Despedida



By Lucia Czer

 

Sente o cadenciado balanço como se estivesse em movimento, no entanto sabe que não se moveu. Está escuro e abafado. Pergunta-se, intranquila, onde está? Não consegue identificar. Perdeu a noção como numa crise de labirintite. Só sabe que o ar está rarefeito e tem um odor adocicado e enjoativo. De quando em quando, parece que uma ínfima parcela de claridade entra no local onde se encontra. Já tentou gritar, bater, clamar por socorro. Só resultou em menos ar para respirar. Não consegue mexer-se porque o local é estreito. Percebe que está vestida e com sapatos. Ah, esse cheiro enjoado que entra pelas narinas parece com o de flores, uma profusão de flores mortas, maceradas.

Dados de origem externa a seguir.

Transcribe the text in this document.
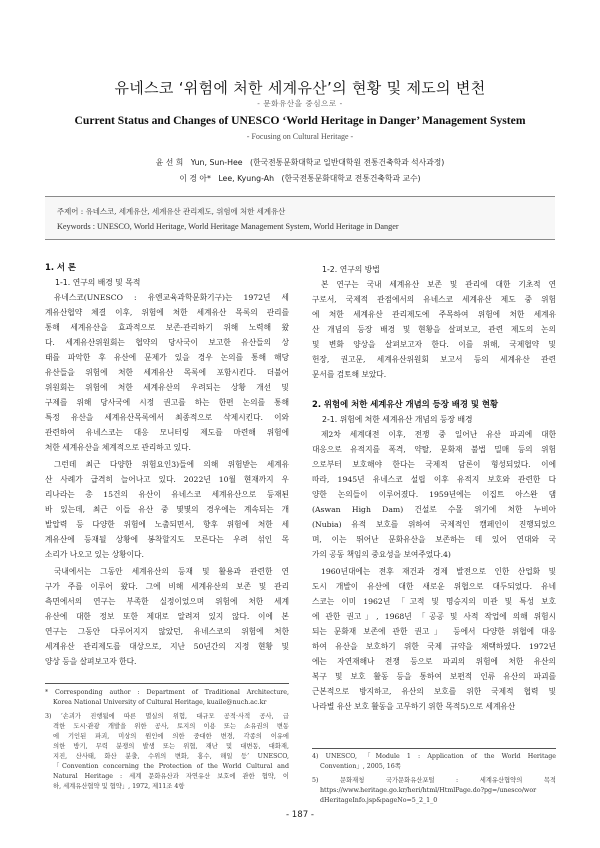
유네스코 ‘위험에 처한 세계유산’의 현황 및 제도의 변천
- 문화유산을 중심으로 -
Current Status and Changes of UNESCO ‘World Heritage in Danger’ Management System
- Focusing on Cultural Heritage -
윤 선 희 Yun, Sun-Hee (한국전통문화대학교 일반대학원 전통건축학과 석사과정)
이 경 아* Lee, Kyung-Ah (한국전통문화대학교 전통건축학과 교수)
주제어 : 유네스코, 세계유산, 세계유산 관리제도, 위험에 처한 세계유산
Keywords : UNESCO, World Heritage, World Heritage Management System, World Heritage in Danger
1. 서 론
1-1. 연구의 배경 및 목적
유네스코(UNESCO : 유엔교육과학문화기구)는 1972년 세
계유산협약 체결 이후, 위험에 처한 세계유산 목록의 관리를
통해 세계유산을 효과적으로 보존·관리하기 위해 노력해 왔
다. 세계유산위원회는 협약의 당사국이 보고한 유산들의 상
태를 파악한 후 유산에 문제가 있을 경우 논의를 통해 해당
유산들을 위험에 처한 세계유산 목록에 포함시킨다. 더불어
위원회는 위험에 처한 세계유산의 우려되는 상황 개선 및
구제를 위해 당사국에 시정 권고를 하는 한편 논의를 통해
특정 유산을 세계유산목록에서 최종적으로 삭제시킨다. 이와
관련하여 유네스코는 대응 모니터링 제도를 마련해 위험에
처한 세계유산을 체계적으로 관리하고 있다.
그런데 최근 다양한 위험요인3)들에 의해 위험받는 세계유
산 사례가 급격히 늘어나고 있다. 2022년 10월 현재까지 우
리나라는 총 15건의 유산이 유네스코 세계유산으로 등재된
바 있는데, 최근 이들 유산 중 몇몇의 경우에는 계속되는 개
발압력 등 다양한 위험에 노출되면서, 향후 위험에 처한 세
계유산에 등재될 상황에 봉착할지도 모른다는 우려 섞인 목
소리가 나오고 있는 상황이다.
국내에서는 그동안 세계유산의 등재 및 활용과 관련한 연
구가 주를 이루어 왔다. 그에 비해 세계유산의 보존 및 관리
측면에서의 연구는 부족한 실정이었으며 위험에 처한 세계
유산에 대한 정보 또한 제대로 알려져 있지 않다. 이에 본
연구는 그동안 다루어지지 않았던, 유네스코의 위험에 처한
세계유산 관리제도를 대상으로, 지난 50년간의 지정 현황 및
양상 등을 살펴보고자 한다.
* Corresponding author : Department of Traditional Architecture,
Korea National University of Cultural Heritage, kuaile@nuch.ac.kr
3) ‘손괴가 진행됨에 따른 멸실의 위험, 대규모 공적·사적 공사, 급
격한 도시·관광 개발을 위한 공사, 토지의 이용 또는 소유권의 변동
에 기인된 파괴, 미상의 원인에 의한 중대한 변경, 각종의 이유에
의한 방기, 무력 분쟁의 발생 또는 위협, 재난 및 대변동, 대화재,
지진, 산사태, 화산 분출, 수위의 변화, 홍수, 해일 등’ UNESCO,
「Convention concerning the Protection of the World Cultural and
Natural Heritage : 세계 문화유산과 자연유산 보호에 관한 협약, 이
하, 세계유산협약 및 협약」, 1972, 제11조 4항
1-2. 연구의 방법
본 연구는 국내 세계유산 보존 및 관리에 대한 기초적 연
구로서, 국제적 관점에서의 유네스코 세계유산 제도 중 위험
에 처한 세계유산 관리제도에 주목하여 위험에 처한 세계유
산 개념의 등장 배경 및 현황을 살펴보고, 관련 제도의 논의
및 변화 양상을 살펴보고자 한다. 이를 위해, 국제협약 및
헌장, 권고문, 세계유산위원회 보고서 등의 세계유산 관련
문서를 검토해 보았다.
2. 위험에 처한 세계유산 개념의 등장 배경 및 현황
2-1. 위험에 처한 세계유산 개념의 등장 배경
제2차 세계대전 이후, 전쟁 중 일어난 유산 파괴에 대한
대응으로 유적지를 폭격, 약탈, 문화재 불법 밀매 등의 위험
으로부터 보호해야 한다는 국제적 담론이 형성되었다. 이에
따라, 1945년 유네스코 설립 이후 유적지 보호와 관련한 다
양한 논의들이 이루어졌다. 1959년에는 이집트 아스완 댐
(Aswan High Dam) 건설로 수몰 위기에 처한 누비아
(Nubia) 유적 보호를 위하여 국제적인 캠페인이 진행되었으
며, 이는 뛰어난 문화유산을 보존하는 데 있어 연대와 국
가의 공동 책임의 중요성을 보여주었다.4)
1960년대에는 전후 재건과 경제 발전으로 인한 산업화 및
도시 개발이 유산에 대한 새로운 위협으로 대두되었다. 유네
스코는 이미 1962년 「고적 및 명승지의 미관 및 특성 보호
에 관한 권고」, 1968년 「공공 및 사적 작업에 의해 위험시
되는 문화재 보존에 관한 권고」 등에서 다양한 위협에 대응
하여 유산을 보호하기 위한 국제 규약을 채택하였다. 1972년
에는 자연재해나 전쟁 등으로 파괴의 위험에 처한 유산의
복구 및 보호 활동 등을 통하여 보편적 인류 유산의 파괴를
근본적으로 방지하고, 유산의 보호를 위한 국제적 협력 및
나라별 유산 보호 활동을 고무하기 위한 목적5)으로 세계유산
4) UNESCO, 「Module 1 : Application of the World Heritage
Convention」, 2005, 16쪽
5) 문화재청 국가문화유산포털 : 세계유산협약의 목적
https://www.heritage.go.kr/heri/html/HtmlPage.do?pg=/unesco/wor
dHeritageInfo.jsp&pageNo=5_2_1_0
- 187 -
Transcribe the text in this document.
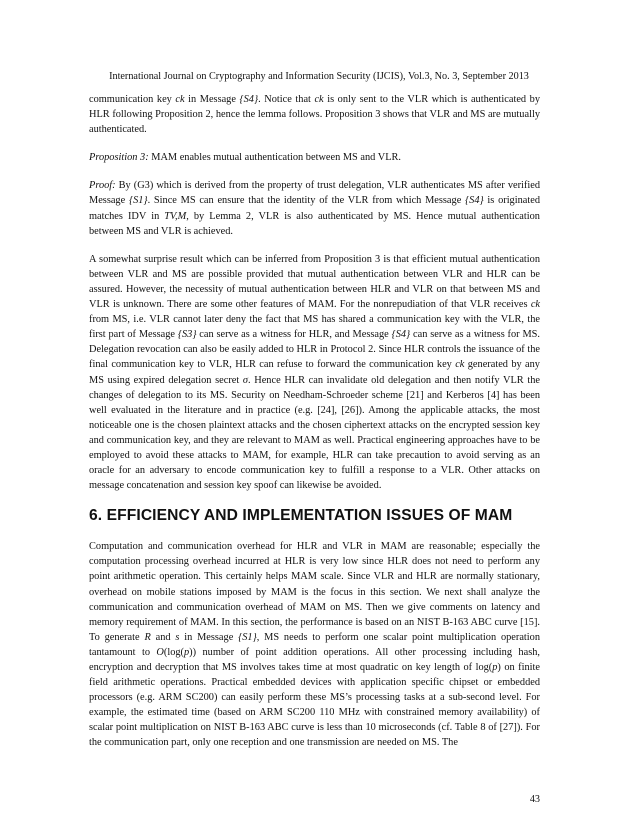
International Journal on Cryptography and Information Security (IJCIS), Vol.3, No. 3, September 2013

communication key ck in Message {S4}. Notice that ck is only sent to the VLR which is authenticated by HLR following Proposition 2, hence the lemma follows. Proposition 3 shows that VLR and MS are mutually authenticated.

Proposition 3: MAM enables mutual authentication between MS and VLR.

Proof: By (G3) which is derived from the property of trust delegation, VLR authenticates MS after verified Message {S1}. Since MS can ensure that the identity of the VLR from which Message {S4} is originated matches IDV in TV,M, by Lemma 2, VLR is also authenticated by MS. Hence mutual authentication between MS and VLR is achieved.

A somewhat surprise result which can be inferred from Proposition 3 is that efficient mutual authentication between VLR and MS are possible provided that mutual authentication between VLR and HLR can be assured. However, the necessity of mutual authentication between HLR and VLR on that between MS and VLR is unknown. There are some other features of MAM. For the nonrepudiation of that VLR receives ck from MS, i.e. VLR cannot later deny the fact that MS has shared a communication key with the VLR, the first part of Message {S3} can serve as a witness for HLR, and Message {S4} can serve as a witness for MS. Delegation revocation can also be easily added to HLR in Protocol 2. Since HLR controls the issuance of the final communication key to VLR, HLR can refuse to forward the communication key ck generated by any MS using expired delegation secret σ. Hence HLR can invalidate old delegation and then notify VLR the changes of delegation to its MS. Security on Needham-Schroeder scheme [21] and Kerberos [4] has been well evaluated in the literature and in practice (e.g. [24], [26]). Among the applicable attacks, the most noticeable one is the chosen plaintext attacks and the chosen ciphertext attacks on the encrypted session key and communication key, and they are relevant to MAM as well. Practical engineering approaches have to be employed to avoid these attacks to MAM, for example, HLR can take precaution to avoid serving as an oracle for an adversary to encode communication key to fulfill a response to a VLR. Other attacks on message concatenation and session key spoof can likewise be avoided.

6. EFFICIENCY AND IMPLEMENTATION ISSUES OF MAM

Computation and communication overhead for HLR and VLR in MAM are reasonable; especially the computation processing overhead incurred at HLR is very low since HLR does not need to perform any point arithmetic operation. This certainly helps MAM scale. Since VLR and HLR are normally stationary, overhead on mobile stations imposed by MAM is the focus in this section. We next shall analyze the communication and communication overhead of MAM on MS. Then we give comments on latency and memory requirement of MAM. In this section, the performance is based on an NIST B-163 ABC curve [15]. To generate R and s in Message {S1}, MS needs to perform one scalar point multiplication operation tantamount to O(log(p)) number of point addition operations. All other processing including hash, encryption and decryption that MS involves takes time at most quadratic on key length of log(p) on finite field arithmetic operations. Practical embedded devices with application specific chipset or embedded processors (e.g. ARM SC200) can easily perform these MS’s processing tasks at a sub-second level. For example, the estimated time (based on ARM SC200 110 MHz with constrained memory availability) of scalar point multiplication on NIST B-163 ABC curve is less than 10 microseconds (cf. Table 8 of [27]). For the communication part, only one reception and one transmission are needed on MS. The

43
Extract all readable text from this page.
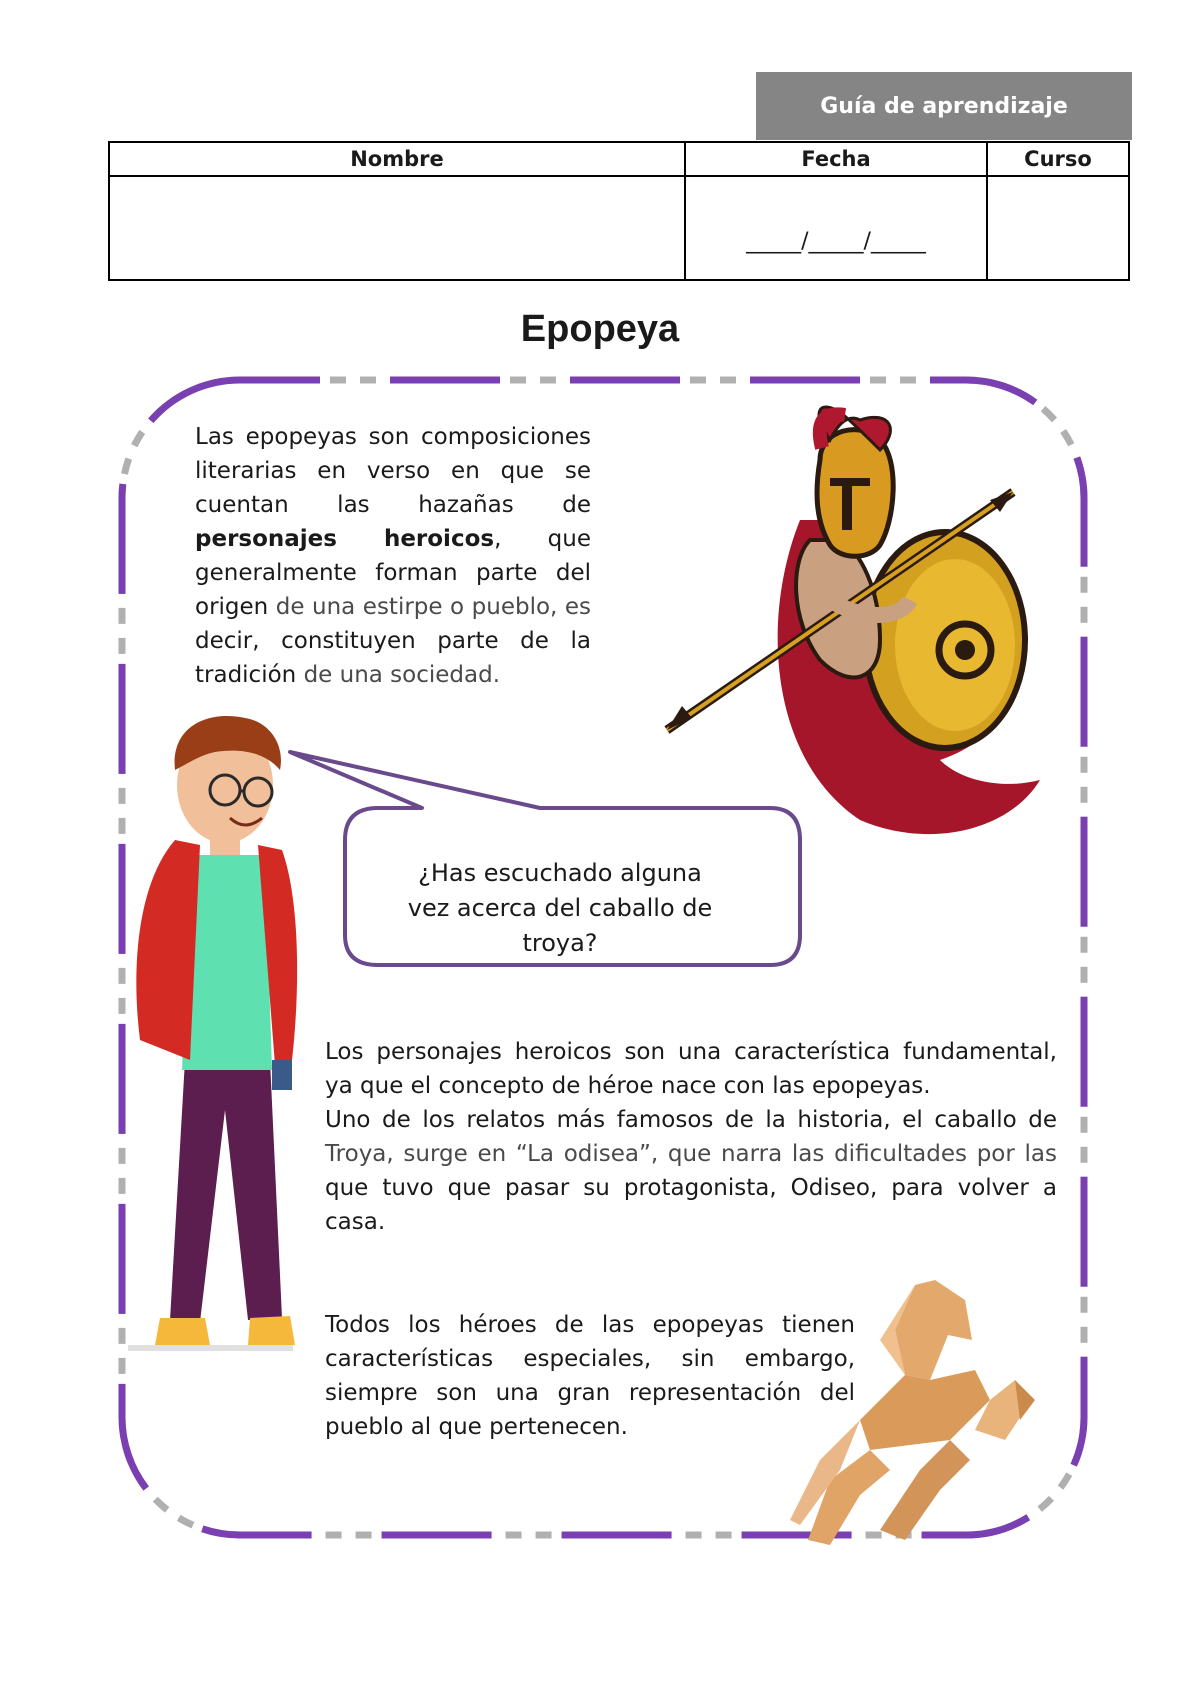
Guía de aprendizaje
Nombre	Fecha	Curso
	_____/_____/_____	
Epopeya
Las epopeyas son composiciones literarias en verso en que se cuentan las hazañas de personajes heroicos, que generalmente forman parte del origen de una estirpe o pueblo, es decir, constituyen parte de la tradición de una sociedad.
¿Has escuchado alguna vez acerca del caballo de troya?

Los personajes heroicos son una característica fundamental, ya que el concepto de héroe nace con las epopeyas.

Uno de los relatos más famosos de la historia, el caballo de Troya, surge en “La odisea”, que narra las dificultades por las que tuvo que pasar su protagonista, Odiseo, para volver a casa.

Todos los héroes de las epopeyas tienen características especiales, sin embargo, siempre son una gran representación del pueblo al que pertenecen.
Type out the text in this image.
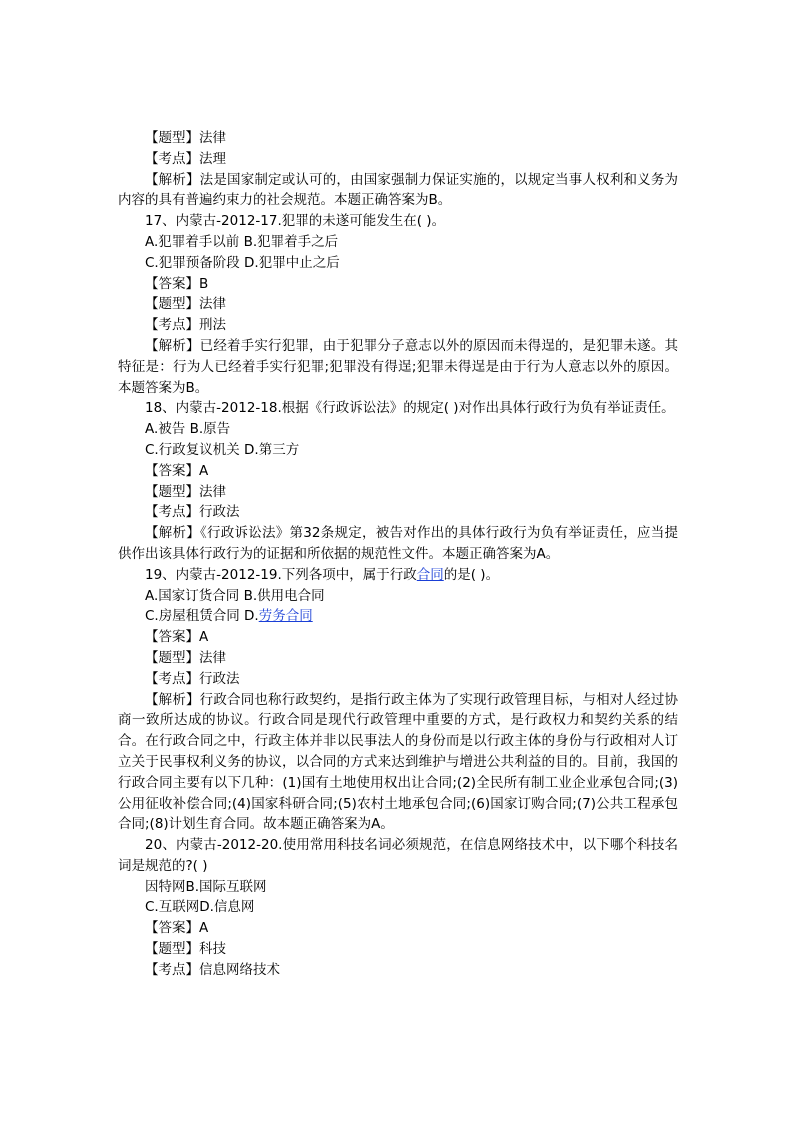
【题型】法律

【考点】法理

【解析】法是国家制定或认可的，由国家强制力保证实施的，以规定当事人权利和义务为内容的具有普遍约束力的社会规范。本题正确答案为B。

17、内蒙古-2012-17.犯罪的未遂可能发生在( )。

A.犯罪着手以前 B.犯罪着手之后

C.犯罪预备阶段 D.犯罪中止之后

【答案】B

【题型】法律

【考点】刑法

【解析】已经着手实行犯罪，由于犯罪分子意志以外的原因而未得逞的，是犯罪未遂。其特征是：行为人已经着手实行犯罪;犯罪没有得逞;犯罪未得逞是由于行为人意志以外的原因。本题答案为B。

18、内蒙古-2012-18.根据《行政诉讼法》的规定( )对作出具体行政行为负有举证责任。

A.被告 B.原告

C.行政复议机关 D.第三方

【答案】A

【题型】法律

【考点】行政法

【解析】《行政诉讼法》第32条规定，被告对作出的具体行政行为负有举证责任，应当提供作出该具体行政行为的证据和所依据的规范性文件。本题正确答案为A。

19、内蒙古-2012-19.下列各项中，属于行政合同的是( )。

A.国家订货合同 B.供用电合同

C.房屋租赁合同 D.劳务合同

【答案】A

【题型】法律

【考点】行政法

【解析】行政合同也称行政契约，是指行政主体为了实现行政管理目标，与相对人经过协商一致所达成的协议。行政合同是现代行政管理中重要的方式，是行政权力和契约关系的结合。在行政合同之中，行政主体并非以民事法人的身份而是以行政主体的身份与行政相对人订立关于民事权利义务的协议，以合同的方式来达到维护与增进公共利益的目的。目前，我国的行政合同主要有以下几种：(1)国有土地使用权出让合同;(2)全民所有制工业企业承包合同;(3)公用征收补偿合同;(4)国家科研合同;(5)农村土地承包合同;(6)国家订购合同;(7)公共工程承包合同;(8)计划生育合同。故本题正确答案为A。

20、内蒙古-2012-20.使用常用科技名词必须规范，在信息网络技术中，以下哪个科技名词是规范的?( )

因特网B.国际互联网

C.互联网D.信息网

【答案】A

【题型】科技

【考点】信息网络技术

Alisa a veste e sente que é seda, nas mãos algo com contas e um... Crucifixo? Sim. É um crucifixo de metal. Reconhece, tateando a imagem em relevo feita em madrepérola, é o seu rosário. Que diabos estará fazendo isso em suas mãos? Terá rezado? Porque, agora, identifica o objeto como sendo um terço, o seu terço, presente da primeira comunhão. Não recorda o motivo de estar segurando-o.

                O balanço cessa. Ouve uma ladainha numa voz monótona, alguém chora. Tenta, novamente, chamar a atenção. Ninguém a escuta. E esse barulho... Parece uma pá batendo... As narinas fremem captando o cheiro de ciprestes e maricás florescendo e, também, cimento fresco. Por que não a ouvem chamar?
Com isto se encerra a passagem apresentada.